I used to climb into Sage's bed at night, when he would wake up from nightmares after a long night at the ER, and sing Over the Rainbow, a song my father sang, and it seemed more appropriate than a cheery song about dancing vegetables or whatever. Sage would ask me to sing it again and again. I wonder if he remembers that, now.

Sage has had testing to see if his attention problems are treatable, and the therapist can't stop talking about how engaging, and smart, and sweet he is. We smile but brace ourselves. Sage does have some differences in how he processes information, she tells us. He can be helped with tutoring. Oh. He does make straight A's, I tell her, it is just that he seems so frustrated all the time.

He has, she says gently, a somewhat negative view of life.

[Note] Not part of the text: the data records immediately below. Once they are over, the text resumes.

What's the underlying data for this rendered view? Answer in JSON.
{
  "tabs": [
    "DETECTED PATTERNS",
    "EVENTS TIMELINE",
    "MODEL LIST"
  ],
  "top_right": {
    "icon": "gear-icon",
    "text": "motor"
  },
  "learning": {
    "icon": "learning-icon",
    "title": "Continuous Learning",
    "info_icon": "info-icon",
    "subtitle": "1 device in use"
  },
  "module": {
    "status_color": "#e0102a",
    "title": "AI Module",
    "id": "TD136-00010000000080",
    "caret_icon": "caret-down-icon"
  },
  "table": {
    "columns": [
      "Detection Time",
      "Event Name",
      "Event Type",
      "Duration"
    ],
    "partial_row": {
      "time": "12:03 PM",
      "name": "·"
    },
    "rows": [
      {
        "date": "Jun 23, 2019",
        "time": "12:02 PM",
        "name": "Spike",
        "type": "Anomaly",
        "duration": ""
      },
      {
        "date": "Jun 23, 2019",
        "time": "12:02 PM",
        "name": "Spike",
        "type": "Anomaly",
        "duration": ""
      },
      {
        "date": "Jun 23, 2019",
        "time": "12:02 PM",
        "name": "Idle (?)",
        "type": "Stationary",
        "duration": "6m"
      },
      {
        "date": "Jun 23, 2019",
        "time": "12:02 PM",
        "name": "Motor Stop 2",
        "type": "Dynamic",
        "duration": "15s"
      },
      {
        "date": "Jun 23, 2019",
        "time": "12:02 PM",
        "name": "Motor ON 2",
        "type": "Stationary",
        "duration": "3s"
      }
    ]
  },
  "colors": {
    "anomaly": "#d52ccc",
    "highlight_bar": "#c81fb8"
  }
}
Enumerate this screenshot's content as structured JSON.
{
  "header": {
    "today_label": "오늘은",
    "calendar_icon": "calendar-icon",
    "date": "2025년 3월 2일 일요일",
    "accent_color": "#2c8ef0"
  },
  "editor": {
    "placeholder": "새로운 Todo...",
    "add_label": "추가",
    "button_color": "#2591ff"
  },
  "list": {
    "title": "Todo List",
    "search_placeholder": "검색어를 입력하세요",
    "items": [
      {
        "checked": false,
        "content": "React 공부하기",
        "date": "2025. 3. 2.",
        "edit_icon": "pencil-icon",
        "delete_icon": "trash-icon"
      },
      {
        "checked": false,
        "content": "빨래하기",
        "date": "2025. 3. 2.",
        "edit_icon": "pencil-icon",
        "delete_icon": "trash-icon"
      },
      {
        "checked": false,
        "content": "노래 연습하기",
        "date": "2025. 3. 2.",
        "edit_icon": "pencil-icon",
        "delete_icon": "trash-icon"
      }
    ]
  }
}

He feels different, defective almost.
He sees life as a struggle.

That is because it is a struggle, lady. I think of when I brought him home from the hospital, and sat by his crib, unable to sleep for all the joy and fear in my heart, and there was hope, so much hope, that my son would never feel alone.

It seems so silly now, that I could convince myself that somehow my son would escape the pain of living and only experience the joy.

And there has been joy. No one was ever loved as much as Sage. He makes us laugh, he is so kind that he puts us to shame, and he is compassionate and brave. He, like his mother, feels everything, loves with abandon, and his heart breaks every day. Not an easy existence, but there it is. Lousy clotting is not the only thing I have given my child. And I know he will be okay, even if he does have to swim upstream. I must live with the pain of not being able to fix it for him, of watching him make his way to where he needs to be.

When I see Robert again, I admire his tattoo, but I point out to him that the fish is headed in the wrong direction.

Robert smiles. That, he says, is because my fish is headed home.